No friend but the mountains: Writing from Manus Prison by Behrouz Boochani
Picador, 2018. ISBN 9781760555382
(Age: Senior secondary - Adult) Highly recommended. Non-fiction.
Writing from Manus Prison, "Behrouz is convinced that the general
public have yet to grasp the horrors of systemic torture integral to
the detention system". However, don't expect a refugee memoir
designed to draw your sympathy. This book fits more among works of
world prison literature. The men on Manus are subjected to a
Kyriarchal system that is built around domination, oppression, and
submission. Basic instincts of hunger and survival come to the fore,
and the humiliation of constantly queueing and waiting in the heat
for food, for toilets, for cigarettes, for telephone time, for
medical treatment, means that sometimes some people push themselves
forward and sometimes other people are trampled over. The cruelty
and meaninglessness of the rules defies any understanding, and seems
designed only to take away any sense of agency and to break the
men's spirits.
Boochani describes a day when desperate for some amusement someone
manages to use a permanent marker to draw a backgammon board on a
table and the men start to play, using lids from water bottles as
counters. Instantly the guards cross out the game and write over it
"Games Prohibited".
One man, "The Father Of The Month's-Old Child" has heard news that
his own father may be approaching death and desperately seeks to
move forward in the telephone queue in order to phone him. People
show him sympathy and he is allowed to move forward, but the
Australian guard will not hear his appeals - he is told 'these are
the rules and it's not possible'. Three days later, The Father Of
The Month's-Old Child finally has his turn only to learn that his
father has died. His distress and anger, smashing the phone against
the wall, leads him to be beaten and sent to solitary confinement.
We meet many different characters, there are no names; Boochani
names them by their personality. The Smiling Youth scratching his
mosquito bitten legs, dies from the infection - he is Hamid Khazaei.
The Gentle Giant caught in the prison riot of February 2014 is
brutally killed by officers - he is Reza Barati.
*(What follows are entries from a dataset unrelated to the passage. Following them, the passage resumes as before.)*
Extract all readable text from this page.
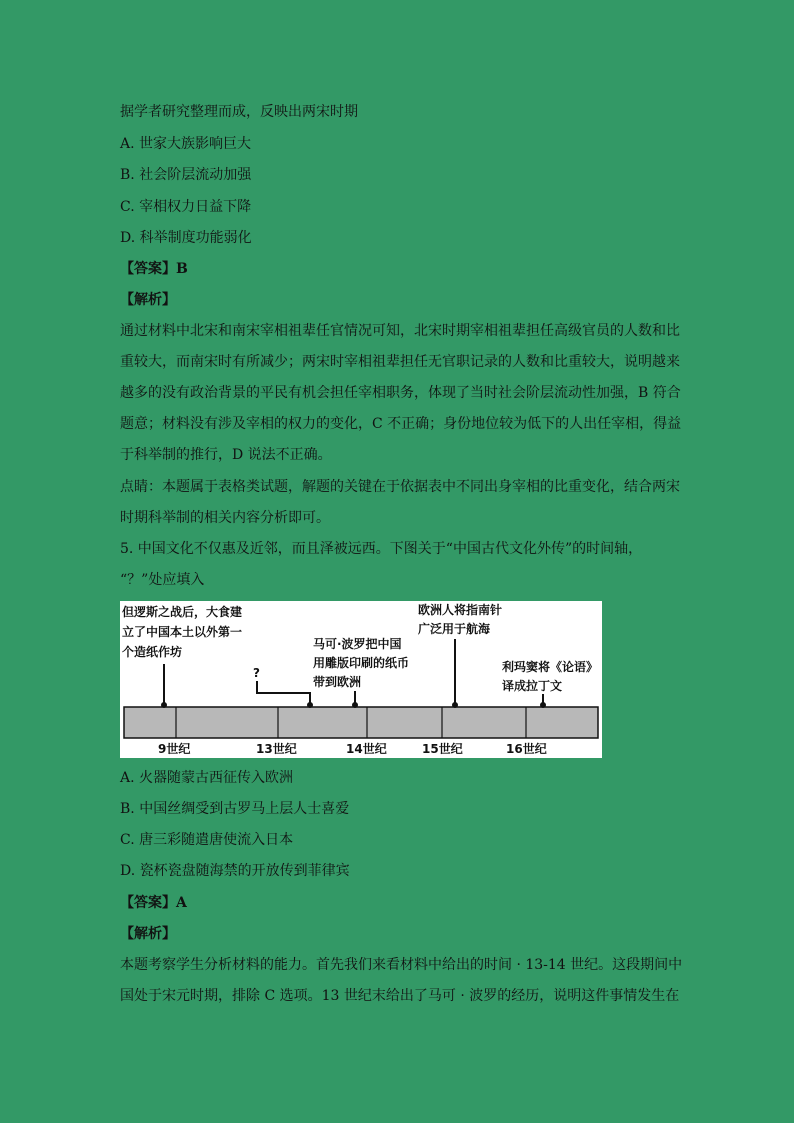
据学者研究整理而成，反映出两宋时期
A. 世家大族影响巨大
B. 社会阶层流动加强
C. 宰相权力日益下降
D. 科举制度功能弱化
【答案】B
【解析】
通过材料中北宋和南宋宰相祖辈任官情况可知，北宋时期宰相祖辈担任高级官员的人数和比
重较大，而南宋时有所减少；两宋时宰相祖辈担任无官职记录的人数和比重较大，说明越来
越多的没有政治背景的平民有机会担任宰相职务，体现了当时社会阶层流动性加强，B 符合
题意；材料没有涉及宰相的权力的变化，C 不正确；身份地位较为低下的人出任宰相，得益
于科举制的推行，D 说法不正确。
点睛：本题属于表格类试题，解题的关键在于依据表中不同出身宰相的比重变化，结合两宋
时期科举制的相关内容分析即可。
5. 中国文化不仅惠及近邻，而且泽被远西。下图关于“中国古代文化外传”的时间轴，
“？”处应填入
A. 火器随蒙古西征传入欧洲
B. 中国丝绸受到古罗马上层人士喜爱
C. 唐三彩随遣唐使流入日本
D. 瓷杯瓷盘随海禁的开放传到菲律宾
【答案】A
【解析】
本题考察学生分析材料的能力。首先我们来看材料中给出的时间 · 13-14 世纪。这段期间中
国处于宋元时期，排除 C 选项。13 世纪末给出了马可 · 波罗的经历，说明这件事情发生在
但逻斯之战后，大食建
立了中国本土以外第一
个造纸作坊
?
马可·波罗把中国
用雕版印刷的纸币
带到欧洲
欧洲人将指南针
广泛用于航海
利玛窦将《论语》
译成拉丁文
9世纪	13世纪	14世纪	15世纪	16世纪
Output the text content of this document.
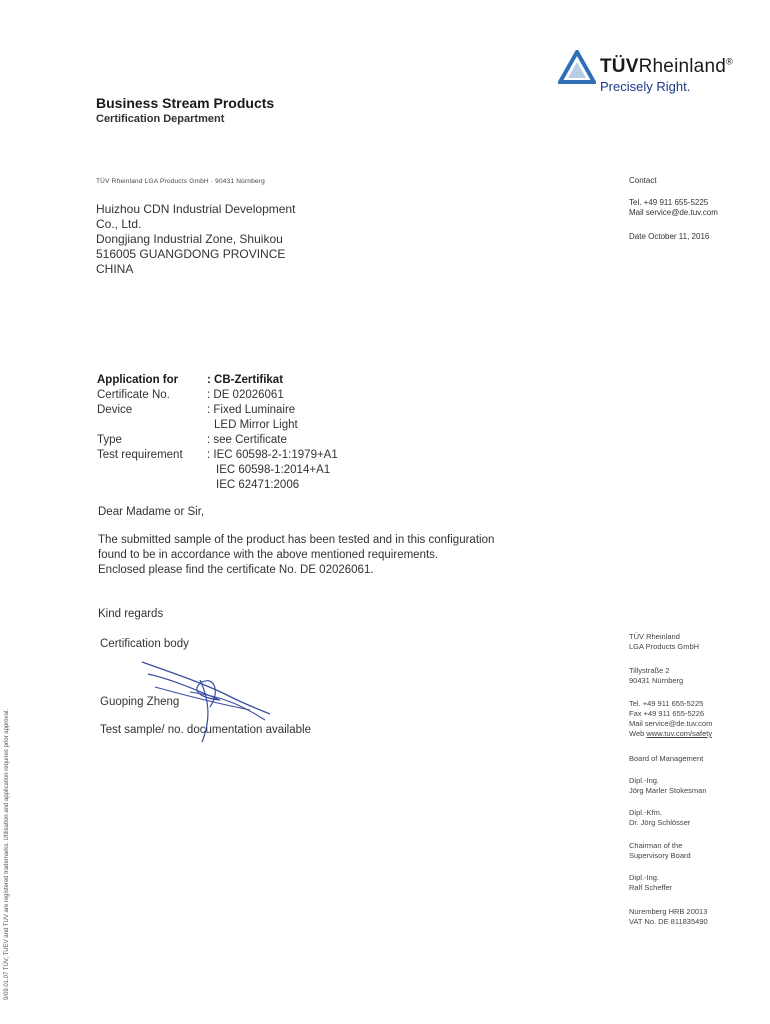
TÜVRheinland®
Precisely Right.
Business Stream Products
Certification Department
TÜV Rheinland LGA Products GmbH · 90431 Nürnberg
Huizhou CDN Industrial Development
Co., Ltd.
Dongjiang Industrial Zone, Shuikou
516005 GUANGDONG PROVINCE
CHINA
Contact
Tel. +49 911 655-5225
Mail service@de.tuv.com
Date October 11, 2016
Application for	: CB-Zertifikat
Certificate No.	: DE 02026061
Device	: Fixed Luminaire
LED Mirror Light
Type	: see Certificate
Test requirement : IEC 60598-2-1:1979+A1
IEC 60598-1:2014+A1
IEC 62471:2006
Dear Madame or Sir,
The submitted sample of the product has been tested and in this configuration
found to be in accordance with the above mentioned requirements.
Enclosed please find the certificate No. DE 02026061.
Kind regards
Certification body
Guoping Zheng
Test sample/ no. documentation available
TÜV Rheinland
LGA Products GmbH
Tillystraße 2
90431 Nürnberg
Tel. +49 911 655-5225
Fax +49 911 655-5226
Mail service@de.tuv.com
Web www.tuv.com/safety
Board of Management
Dipl.-Ing.
Jörg Marler Stokesman
Dipl.-Kfm.
Dr. Jörg Schlösser
Chairman of the
Supervisory Board
Dipl.-Ing.
Ralf Scheffer
Nuremberg HRB 20013
VAT No. DE 811835490
9/09.01.07 TÜV, TUEV and TUV are registered trademarks. Utilisation and application requires prior approval.
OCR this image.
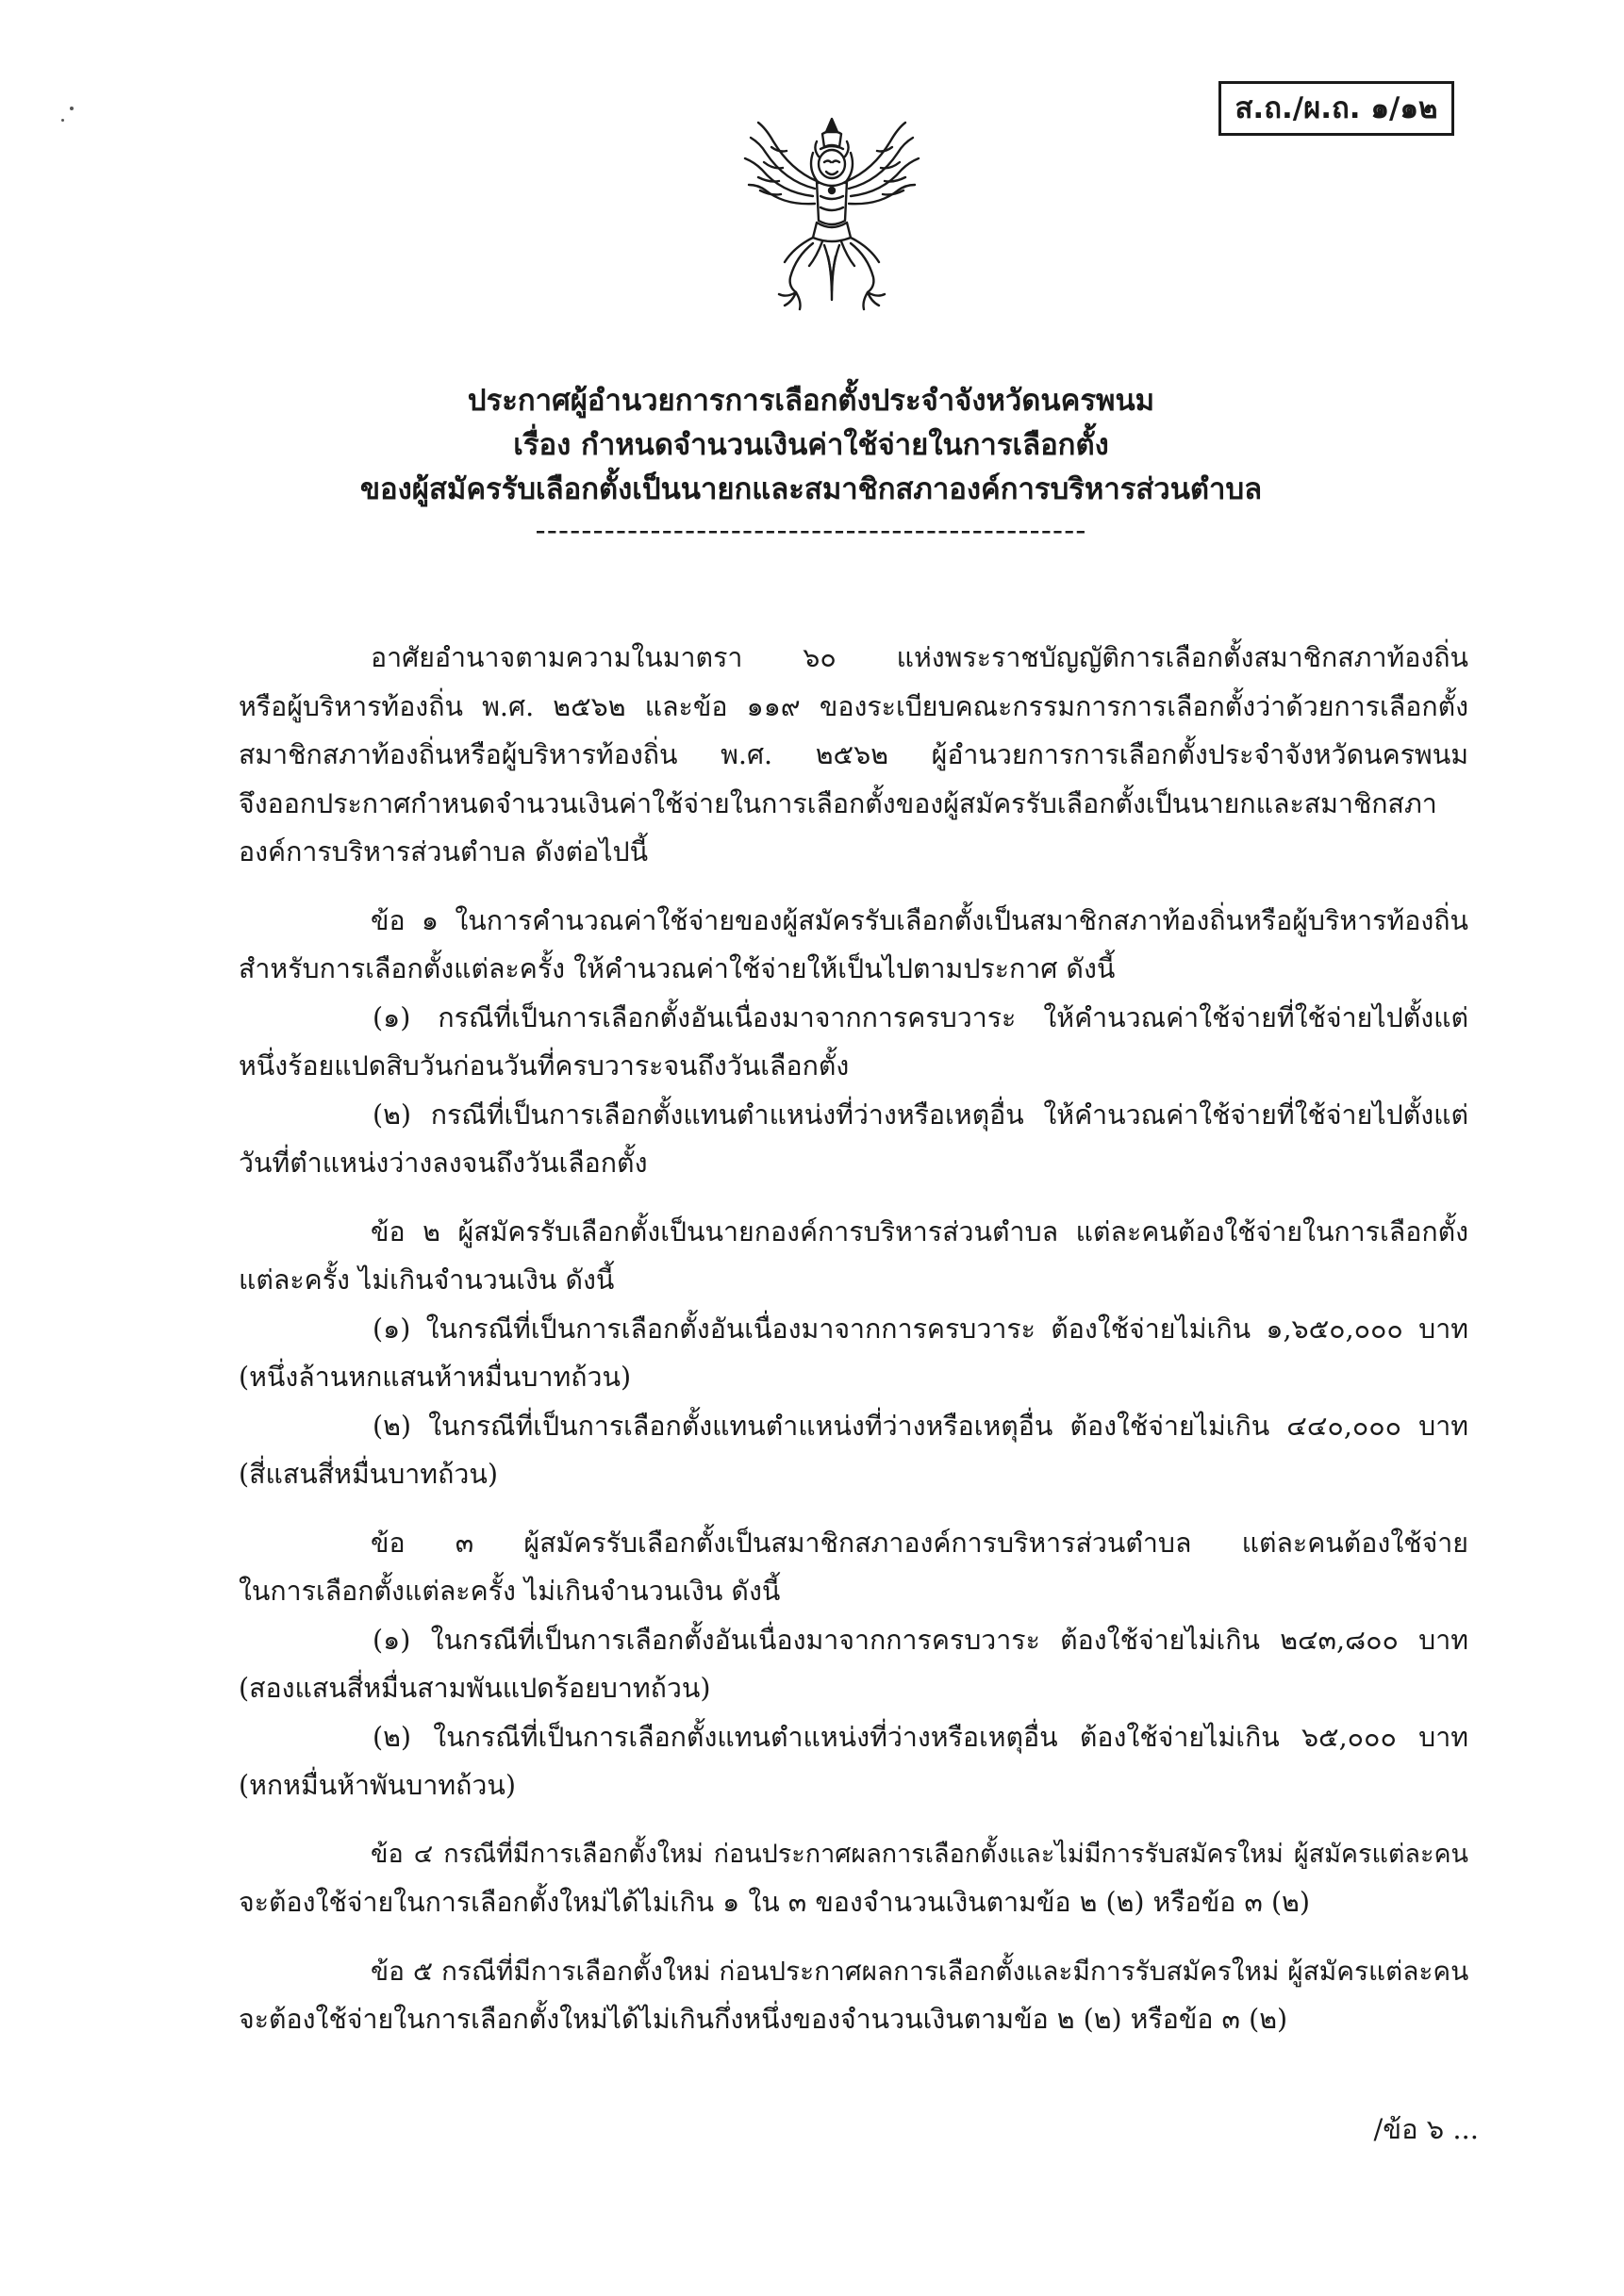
ส.ถ./ผ.ถ. ๑/๑๒
ประกาศผู้อำนวยการการเลือกตั้งประจำจังหวัดนครพนม
เรื่อง กำหนดจำนวนเงินค่าใช้จ่ายในการเลือกตั้ง
ของผู้สมัครรับเลือกตั้งเป็นนายกและสมาชิกสภาองค์การบริหารส่วนตำบล
------------------------------------------------
อาศัยอำนาจตามความในมาตรา ๖๐ แห่งพระราชบัญญัติการเลือกตั้งสมาชิกสภาท้องถิ่น
หรือผู้บริหารท้องถิ่น พ.ศ. ๒๕๖๒ และข้อ ๑๑๙ ของระเบียบคณะกรรมการการเลือกตั้งว่าด้วยการเลือกตั้ง
สมาชิกสภาท้องถิ่นหรือผู้บริหารท้องถิ่น พ.ศ. ๒๕๖๒ ผู้อำนวยการการเลือกตั้งประจำจังหวัดนครพนม
จึงออกประกาศกำหนดจำนวนเงินค่าใช้จ่ายในการเลือกตั้งของผู้สมัครรับเลือกตั้งเป็นนายกและสมาชิกสภา
องค์การบริหารส่วนตำบล ดังต่อไปนี้
ข้อ ๑ ในการคำนวณค่าใช้จ่ายของผู้สมัครรับเลือกตั้งเป็นสมาชิกสภาท้องถิ่นหรือผู้บริหารท้องถิ่น
สำหรับการเลือกตั้งแต่ละครั้ง ให้คำนวณค่าใช้จ่ายให้เป็นไปตามประกาศ ดังนี้
(๑) กรณีที่เป็นการเลือกตั้งอันเนื่องมาจากการครบวาระ ให้คำนวณค่าใช้จ่ายที่ใช้จ่ายไปตั้งแต่
หนึ่งร้อยแปดสิบวันก่อนวันที่ครบวาระจนถึงวันเลือกตั้ง
(๒) กรณีที่เป็นการเลือกตั้งแทนตำแหน่งที่ว่างหรือเหตุอื่น ให้คำนวณค่าใช้จ่ายที่ใช้จ่ายไปตั้งแต่
วันที่ตำแหน่งว่างลงจนถึงวันเลือกตั้ง
ข้อ ๒ ผู้สมัครรับเลือกตั้งเป็นนายกองค์การบริหารส่วนตำบล แต่ละคนต้องใช้จ่ายในการเลือกตั้ง
แต่ละครั้ง ไม่เกินจำนวนเงิน ดังนี้
(๑) ในกรณีที่เป็นการเลือกตั้งอันเนื่องมาจากการครบวาระ ต้องใช้จ่ายไม่เกิน ๑,๖๕๐,๐๐๐ บาท
(หนึ่งล้านหกแสนห้าหมื่นบาทถ้วน)
(๒) ในกรณีที่เป็นการเลือกตั้งแทนตำแหน่งที่ว่างหรือเหตุอื่น ต้องใช้จ่ายไม่เกิน ๔๔๐,๐๐๐ บาท
(สี่แสนสี่หมื่นบาทถ้วน)
ข้อ ๓ ผู้สมัครรับเลือกตั้งเป็นสมาชิกสภาองค์การบริหารส่วนตำบล แต่ละคนต้องใช้จ่าย
ในการเลือกตั้งแต่ละครั้ง ไม่เกินจำนวนเงิน ดังนี้
(๑) ในกรณีที่เป็นการเลือกตั้งอันเนื่องมาจากการครบวาระ ต้องใช้จ่ายไม่เกิน ๒๔๓,๘๐๐ บาท
(สองแสนสี่หมื่นสามพันแปดร้อยบาทถ้วน)
(๒) ในกรณีที่เป็นการเลือกตั้งแทนตำแหน่งที่ว่างหรือเหตุอื่น ต้องใช้จ่ายไม่เกิน ๖๕,๐๐๐ บาท
(หกหมื่นห้าพันบาทถ้วน)
ข้อ ๔ กรณีที่มีการเลือกตั้งใหม่ ก่อนประกาศผลการเลือกตั้งและไม่มีการรับสมัครใหม่ ผู้สมัครแต่ละคน
จะต้องใช้จ่ายในการเลือกตั้งใหม่ได้ไม่เกิน ๑ ใน ๓ ของจำนวนเงินตามข้อ ๒ (๒) หรือข้อ ๓ (๒)
ข้อ ๕ กรณีที่มีการเลือกตั้งใหม่ ก่อนประกาศผลการเลือกตั้งและมีการรับสมัครใหม่ ผู้สมัครแต่ละคน
จะต้องใช้จ่ายในการเลือกตั้งใหม่ได้ไม่เกินกึ่งหนึ่งของจำนวนเงินตามข้อ ๒ (๒) หรือข้อ ๓ (๒)
/ข้อ ๖ ...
These are but two
stories - others have also lost their lives on Manus and Nauru.
Boochani's book was written in Farsi as thousands of phone text
messages and then translated by Omid Tofighian, lecturer and
researcher based at the American University of Cairo and University
of Sydney. Tofighian has an understanding of the rich tradition of
Kurdish folklore and Persian literature that imbue Boochani's
writing, and in places found it best to translate prose as poetry -
these become very emotive passages in the book.
Behrouz Boochani remains on Manus - he survived near drowning on the
treacherous voyage to Australia and has been illegally detained
since 2013. He does not know what his future holds. But his book
speaks for all the imprisoned refugees and bears witness to the
cruelty of Australia's detention system.